Over the past 10 years, more than $6 billion has been invested in Downtown Atlanta. Surrounding Centennial Olympic Park – the real legacy of hosting the 1996 Games – is a critical mass of entertainment destinations such as the Georgia Aquarium, World of Coke, Georgia Dome, Philips Arena, CNN Center, and Georgia World Congress Center.

But are you aware that another $1.3 billion of Downtown projects is underway? The College Football Hall of Fame and the National Center for Civil and Human Rights are far along in their construction schedule, and there are a number of hotel redevelopments and renovations in the works for the tourists these projects will attract when they open later this year.

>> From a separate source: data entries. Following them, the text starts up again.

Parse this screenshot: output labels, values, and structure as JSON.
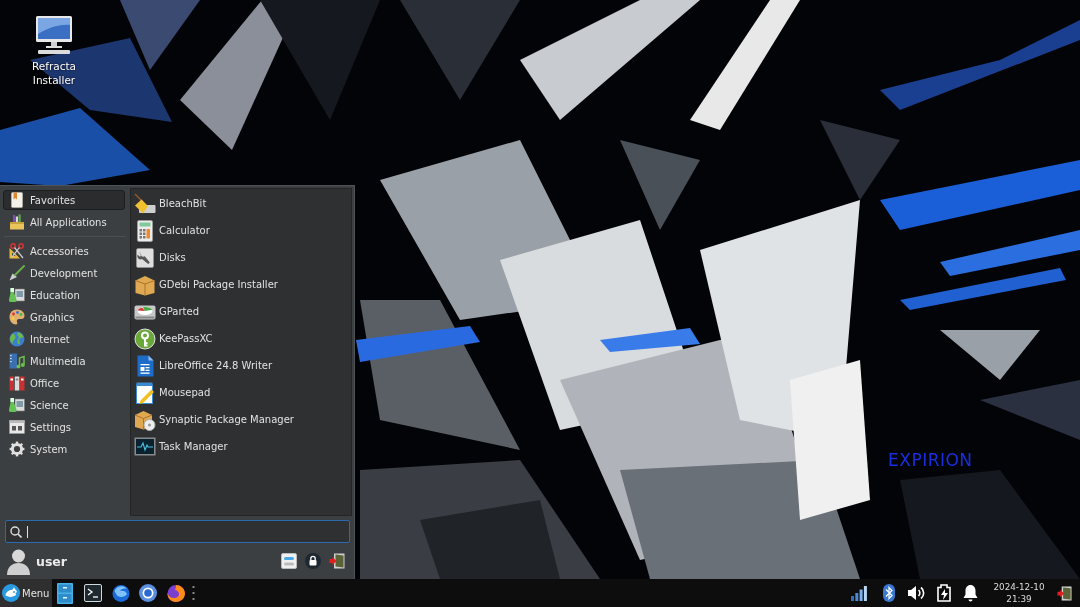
{
  "desktop": {
    "shortcuts": [
      {
        "label": "Refracta Installer"
      }
    ],
    "wallpaper_text": "EXPIRION"
  },
  "menu": {
    "views": [
      {
        "label": "Favorites",
        "selected": true
      },
      {
        "label": "All Applications",
        "selected": false
      }
    ],
    "categories": [
      {
        "label": "Accessories",
        "selected": false
      },
      {
        "label": "Development",
        "selected": false
      },
      {
        "label": "Education",
        "selected": false
      },
      {
        "label": "Graphics",
        "selected": false
      },
      {
        "label": "Internet",
        "selected": false
      },
      {
        "label": "Multimedia",
        "selected": false
      },
      {
        "label": "Office",
        "selected": false
      },
      {
        "label": "Science",
        "selected": false
      },
      {
        "label": "Settings",
        "selected": false
      },
      {
        "label": "System",
        "selected": false
      }
    ],
    "apps": [
      {
        "label": "BleachBit"
      },
      {
        "label": "Calculator"
      },
      {
        "label": "Disks"
      },
      {
        "label": "GDebi Package Installer"
      },
      {
        "label": "GParted"
      },
      {
        "label": "KeePassXC"
      },
      {
        "label": "LibreOffice 24.8 Writer"
      },
      {
        "label": "Mousepad"
      },
      {
        "label": "Synaptic Package Manager"
      },
      {
        "label": "Task Manager"
      }
    ],
    "user": {
      "name": "user"
    }
  },
  "taskbar": {
    "menu_button": {
      "label": "Menu",
      "pressed": true
    },
    "clock": {
      "date": "2024-12-10",
      "time": "21:39"
    }
  }
}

With more interest in urban living, Downtown’s residential base has been growing, along with the number of apartment and condo options in the area. The area’s population is approaching 30,000, and retailers are taking notice of this growing and affluent market. Nearly 230,000 square feet of new shops or restaurants are being built or are planned for Downtown, which will only further attract residents and visitors.

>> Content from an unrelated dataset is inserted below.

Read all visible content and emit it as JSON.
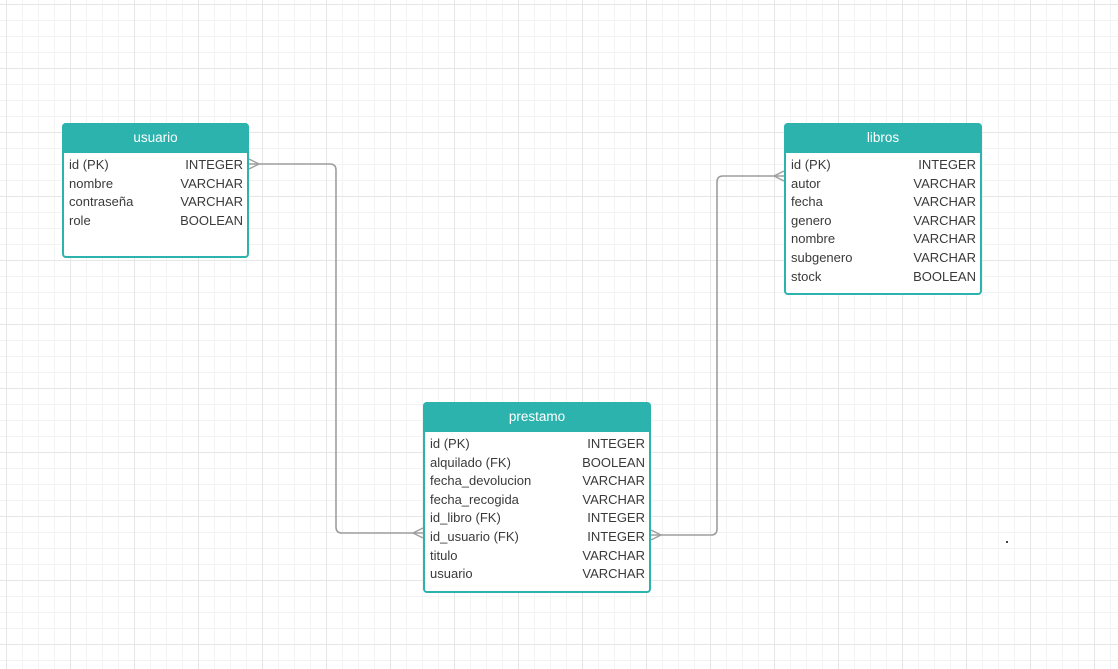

The impact of Georgia State University also can’t be minimized – more than one million square feet of former commercial space is being renovated or developed by GSU. This includes a new law school set to open later in 2014 and the purchase of former office buildings like 55 Park Place and 100 Auburn Avenue for use by the university and its 32,000 students. GSU is on track to be the state’s largest university by 2015, and this student-body presence in Downtown creates a vibrant and exciting environment for office workers, residents, and visitors alike.

With the upward pressure on office rents in the Central Perimeter, Buckhead and Midtown, Downtown continues to offer competitive rates and a huge spectrum of office options. While other, more high-profile office submarkets may be getting tighter as companies relocate and/or expand, Downtown still offers a window of opportunity for companies interested in an urban location and all the benefits that come with a Downtown address. Coca-Cola recently made a commitment to Downtown with its relocation of 2,000 technology workers to the area, and other recent relocations include payment solutions firm Harland Clarke and local weekly newsmagazine Creative Loafing.

The final thing about Downtown you may not be aware of is the huge amount of infrastructure improvements that have been made or are now taking place. The Streetcar route, which will start to roll later this year between the park/entertainment district on the west and the historic Auburn Avenue/MLK neighborhood on the east, may be the highest-profile project, but there’s a lot of less sexy work being done throughout the area. The park will be celebrating its 20th birthday soon with a facelift, Peachtree Street and other traffic corridors will be getting upgraded, and the City Council has initiatives in the works to enhance the area as it relates to street vending, homelessness and panhandling.

In summary, there’s a lot more going on in Downtown Atlanta that you may be aware of. Do yourself a favor and come take a look – there’s an exciting 24/7 neighborhood for businesses, residents, and visitors that has unjustly been out of the limelight for far too long. I think 2014 will be the year Downtown Atlanta rightly takes the stage as one of the metro area’s greatest assets.